Nas minhas andanças pelo grande oceano virtual da internet buscando entender um pouco mais e melhor os comportamentos digitais dos diversos perfis de pessoas que a frequentam e ajudar a buscar soluções que possam fazer desse ambiente – e consequentemente do real – mais saudável e menos nocivo, esbarro, com certa frequência, em histórias surreais.
Não estou me referindo a golpes, que a cada dia que passa, se renovam, ganham novas roupagens, ou se criam. Mais simples ou mais complexos, envolvendo sentimentos ou apelando para a urgência, o mundo virtual é fértil na criação de possibilidades de tirar dinheiro das vítimas, independente de sua classe social, credo ou status.
Os muitos eus
Em outra linha de análise, porém, é surpreendente – talvez nem tanto assim para os estudiosos da mente humana – como algumas pessoas se transformam radicalmente a partir do momento que ligam seu celular ou computador e entram na internet.
Pessoas pacatas viram algozes vociferantes vomitadoras de absurdos inimagináveis três minutos antes. É como se no momento que se completa a conexão com a internet, abrisse-se uma reestilizada Caixa de Pandora.Pandora, tadinha, com toda a sua meiguice, inteligência e beleza, hoje ficaria ainda mais assustada do que quando sucumbiu à curiosidade e abriu a caixa que lhe foi confiada com a recomendação de nunca ser aberta. Provavelmente, muito mais chocada.
Os muitos eles
Quando os muitos eus são dos outros, são os muitos eles. E os nossos eus não costumam gostar dos muitos eles, dos muitos outros, principalmente quando esses muitos eles não pensam como os nossos diversos eus.
Idiossincrasias à parte, dentre as histórias que mais me chamaram a atenção nos últimos tempos, oriundas de relações na internet, estão aquelas em que alguém se passa por outra pessoa sem um motivo aparente.

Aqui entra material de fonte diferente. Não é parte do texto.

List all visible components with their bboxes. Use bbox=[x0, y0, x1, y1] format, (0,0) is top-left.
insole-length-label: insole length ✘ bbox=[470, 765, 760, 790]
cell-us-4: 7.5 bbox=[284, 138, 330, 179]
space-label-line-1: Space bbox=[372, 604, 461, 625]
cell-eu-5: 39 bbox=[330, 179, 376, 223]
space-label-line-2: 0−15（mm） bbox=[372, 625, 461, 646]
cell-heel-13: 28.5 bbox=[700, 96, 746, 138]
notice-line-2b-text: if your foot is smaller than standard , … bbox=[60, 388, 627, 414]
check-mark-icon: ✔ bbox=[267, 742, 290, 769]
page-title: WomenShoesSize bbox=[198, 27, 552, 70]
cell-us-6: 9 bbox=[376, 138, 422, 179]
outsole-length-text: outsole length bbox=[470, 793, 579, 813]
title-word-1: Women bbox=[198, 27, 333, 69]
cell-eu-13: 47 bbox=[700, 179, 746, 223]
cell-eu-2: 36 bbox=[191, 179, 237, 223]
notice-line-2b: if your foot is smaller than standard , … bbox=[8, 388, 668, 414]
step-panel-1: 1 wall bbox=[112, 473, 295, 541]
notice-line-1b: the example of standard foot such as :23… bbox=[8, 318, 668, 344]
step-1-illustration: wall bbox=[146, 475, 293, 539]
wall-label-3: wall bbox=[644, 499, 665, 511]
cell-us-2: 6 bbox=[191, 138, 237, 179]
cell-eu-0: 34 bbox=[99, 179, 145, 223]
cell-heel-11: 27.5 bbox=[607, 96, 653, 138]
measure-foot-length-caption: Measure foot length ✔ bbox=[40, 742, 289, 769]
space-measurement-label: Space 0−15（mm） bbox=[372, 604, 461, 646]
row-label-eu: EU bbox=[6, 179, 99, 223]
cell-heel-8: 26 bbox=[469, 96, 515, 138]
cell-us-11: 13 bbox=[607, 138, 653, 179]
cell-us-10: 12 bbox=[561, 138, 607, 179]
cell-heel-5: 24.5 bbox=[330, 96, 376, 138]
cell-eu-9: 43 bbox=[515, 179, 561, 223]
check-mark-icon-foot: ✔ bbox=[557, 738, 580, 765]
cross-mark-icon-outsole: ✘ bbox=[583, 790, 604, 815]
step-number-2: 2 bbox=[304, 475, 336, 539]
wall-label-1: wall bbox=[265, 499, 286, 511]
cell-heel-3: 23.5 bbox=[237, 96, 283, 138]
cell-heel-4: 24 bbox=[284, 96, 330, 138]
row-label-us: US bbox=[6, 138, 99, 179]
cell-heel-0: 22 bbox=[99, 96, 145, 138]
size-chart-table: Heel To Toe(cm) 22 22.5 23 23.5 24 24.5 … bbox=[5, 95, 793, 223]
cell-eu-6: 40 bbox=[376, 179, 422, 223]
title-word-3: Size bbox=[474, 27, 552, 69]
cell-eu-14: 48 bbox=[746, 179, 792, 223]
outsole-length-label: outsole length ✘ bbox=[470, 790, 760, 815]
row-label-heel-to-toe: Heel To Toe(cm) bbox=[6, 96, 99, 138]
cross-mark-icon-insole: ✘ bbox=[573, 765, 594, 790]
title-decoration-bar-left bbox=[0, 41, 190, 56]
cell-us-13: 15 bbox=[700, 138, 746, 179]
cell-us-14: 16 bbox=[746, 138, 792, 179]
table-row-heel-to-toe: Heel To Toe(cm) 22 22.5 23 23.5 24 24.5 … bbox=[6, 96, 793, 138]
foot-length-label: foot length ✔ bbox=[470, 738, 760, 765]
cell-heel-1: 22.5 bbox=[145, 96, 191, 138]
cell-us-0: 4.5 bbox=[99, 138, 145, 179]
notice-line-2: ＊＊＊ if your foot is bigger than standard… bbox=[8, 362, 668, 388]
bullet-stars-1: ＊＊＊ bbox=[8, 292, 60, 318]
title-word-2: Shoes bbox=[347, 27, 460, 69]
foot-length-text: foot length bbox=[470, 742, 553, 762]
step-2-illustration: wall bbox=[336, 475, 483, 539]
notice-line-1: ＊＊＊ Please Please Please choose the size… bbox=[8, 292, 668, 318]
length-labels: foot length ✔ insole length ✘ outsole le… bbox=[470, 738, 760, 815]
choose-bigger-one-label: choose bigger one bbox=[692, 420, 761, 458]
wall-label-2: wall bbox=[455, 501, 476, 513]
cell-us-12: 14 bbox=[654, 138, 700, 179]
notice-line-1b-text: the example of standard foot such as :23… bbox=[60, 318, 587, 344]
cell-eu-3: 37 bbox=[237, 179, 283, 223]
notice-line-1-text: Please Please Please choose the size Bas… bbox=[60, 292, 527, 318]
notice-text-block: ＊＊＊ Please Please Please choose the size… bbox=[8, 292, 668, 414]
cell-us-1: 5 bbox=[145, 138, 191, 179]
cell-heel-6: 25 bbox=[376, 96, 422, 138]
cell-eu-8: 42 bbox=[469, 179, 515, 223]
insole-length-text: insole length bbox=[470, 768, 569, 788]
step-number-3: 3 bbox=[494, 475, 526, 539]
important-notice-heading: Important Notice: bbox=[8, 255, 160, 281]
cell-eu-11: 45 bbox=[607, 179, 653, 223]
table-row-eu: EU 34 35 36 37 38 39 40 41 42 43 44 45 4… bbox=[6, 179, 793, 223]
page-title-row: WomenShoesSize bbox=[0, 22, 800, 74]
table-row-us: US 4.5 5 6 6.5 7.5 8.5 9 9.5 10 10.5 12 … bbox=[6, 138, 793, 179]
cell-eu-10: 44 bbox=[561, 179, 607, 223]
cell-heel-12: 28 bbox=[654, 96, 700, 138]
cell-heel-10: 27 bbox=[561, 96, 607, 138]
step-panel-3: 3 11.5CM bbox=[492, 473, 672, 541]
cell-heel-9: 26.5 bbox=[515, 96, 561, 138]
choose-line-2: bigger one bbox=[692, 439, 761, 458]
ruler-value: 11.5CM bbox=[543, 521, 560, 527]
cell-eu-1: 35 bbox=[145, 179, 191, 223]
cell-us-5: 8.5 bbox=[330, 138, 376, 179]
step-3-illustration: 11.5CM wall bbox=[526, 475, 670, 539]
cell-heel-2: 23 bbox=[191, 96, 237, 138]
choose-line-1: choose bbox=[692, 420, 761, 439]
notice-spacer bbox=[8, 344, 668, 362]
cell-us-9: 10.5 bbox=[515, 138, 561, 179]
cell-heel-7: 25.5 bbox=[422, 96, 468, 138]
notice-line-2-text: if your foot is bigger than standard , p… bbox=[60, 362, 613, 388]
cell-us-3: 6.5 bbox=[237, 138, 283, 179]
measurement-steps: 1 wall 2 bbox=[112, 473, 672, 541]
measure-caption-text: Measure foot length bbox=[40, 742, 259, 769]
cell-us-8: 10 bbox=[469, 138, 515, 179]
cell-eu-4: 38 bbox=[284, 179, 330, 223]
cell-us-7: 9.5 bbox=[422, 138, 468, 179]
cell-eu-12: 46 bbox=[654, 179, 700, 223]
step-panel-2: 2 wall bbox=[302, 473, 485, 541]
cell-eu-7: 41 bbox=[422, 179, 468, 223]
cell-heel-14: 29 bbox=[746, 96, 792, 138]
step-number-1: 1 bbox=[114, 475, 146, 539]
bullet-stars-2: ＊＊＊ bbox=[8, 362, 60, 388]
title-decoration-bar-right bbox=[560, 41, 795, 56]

Sempre há, eu sei, um motivo. Mas nem sempre os outros eus conseguem identificá-los naqueles outros eles.
Como na história daquela moça que descobriu, ao longo de quatro ou cinco anos (porque várias vítimas amorosas lhe procuraram), que outra pessoa estava utilizando suas fotos das redes sociais para construir relacionamentos a partir de um aplicativo de namoro. Aquele clone virtualusava outro nome, mas montava uma história envolvendo todas as outras pessoas que apareciam nas fotos da verdadeira. Pais, mães, sobrinhos (que ora eram filhos), namorado (que ora era irmão, ora era primo). Um caos.
Ou aquela outra história da jovem que um dia utilizou as fotos da namorada linda de um famoso estrangeiro e criou uma vida paralela. Acabou se envolvendo de verdade, embora virtualmente, com um rapaz, que se apaixonou por ela (ela quem, né?) e como ela igualmente tinha criado um afeto muito grande e não encontrava uma solução que justificasse o que fez, resolveu “sofrer um acidente fatal”. Dias depois de sumir da internet, o “irmão dela” avisou o namorado virtual sobre o “acidente” e ele ficou arrasado. Os dois nunca mais se falaram.
O que justifica tudo isso? Tenho minhas desconfianças, mas deixo a palavra aberta aos psicólogos e sociólogos. Esse comportamento não nasceu com a internet, mas, sem dúvida, cresceu colossalmente com as redes sociais. Onde vamos parar? Tenho minhas desconfianças, mas deixo a palavra aberta a vocês e seus muitos eus.